Stradford lost more than money in the Tulsa Race Riot of 1921. He lost his black sense of place. In his unpublished memoirs, he wrote, “It is incredible to believe that in this civilized age that a white man could be so void of humanity.” He continued, “My soul cried for revenge and prayed for the day to come when I could personally avenge the wrongs which had been perpetrated against me.” He died in 1935 at the age of 74. Sixty years later, family members extracted his atonement.


Cornelius E. Toole was a former NAACP lawyer and a Cook County, Illinois, circuit court judge. He was also a great-grandson of J. B. Stradford.Toole harbored resentment for the smearing of his relative’s name, the destroying of his properties and his dreams. Through impassioned communications with Mayor Susan Savage and local black leader Don Ross in 1996, the 63-year-old former judge insisted that the charges against Stradford be dismissed. The decision rested on the shoulders of first-year District Attorney Bill LaFortune who needed to render an opinion on a strict legal question—did evidence support the notion that Stradford incited a riot?

Nancy Little was assigned the investigation. Her detailed inspection revealed innocent black families suffered a ruthless attack. She was shocked. While it was undeniable Stradford violated law by jumping bail and refusing extradition, Little concluded he was innocent of inciting a riot. LaFortune vacated the charges.

In October of 1996, Stradfords from Texas, Illinois, Ohio, and New York set foot in Oklahoma—the first time since June of 1921. The vindication ceremony at the Greenwood Cultural Center featured moving statements from Governor Frank Keating. Quite simply, District Attorney Bill LaFortune presented the motion to dismiss and Judge Jesse Harris accepted it.

John the Baptist Stradford was the first riot victim indicted and the last alleged outlaw exonerated—first charged, last freed.


1. The salve master named his slaves, calling J.B.’s father Julius Caesar or J.C., but he had no legitimate last name until J.C. forged his master’s name and escaped to Stratford, Ontario.

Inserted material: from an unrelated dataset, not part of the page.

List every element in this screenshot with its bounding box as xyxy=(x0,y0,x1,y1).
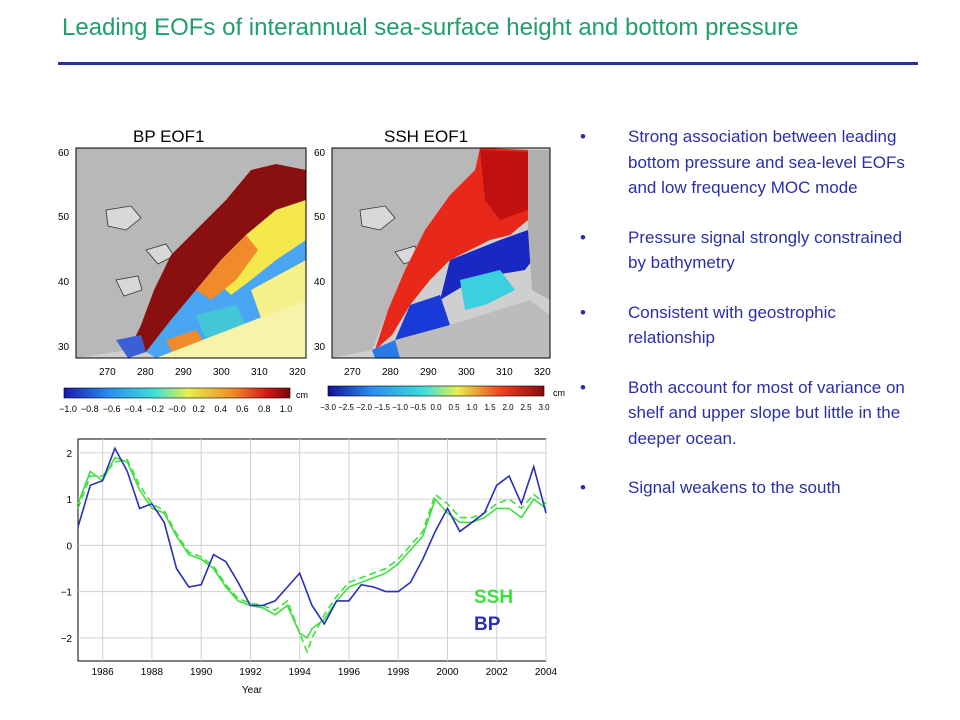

Changing one letter, he adopted the surname of Stradford, earned enough money to return to Kentucky prior to Emancipation, and secured legal documents declaring his family free. Many blacks used initials during that time period so that whites would not be able to disrespect them by using their first names.

2. Census numbers show that the black population in 1890 of 250,000 ballooned to more than 2 million by 1920.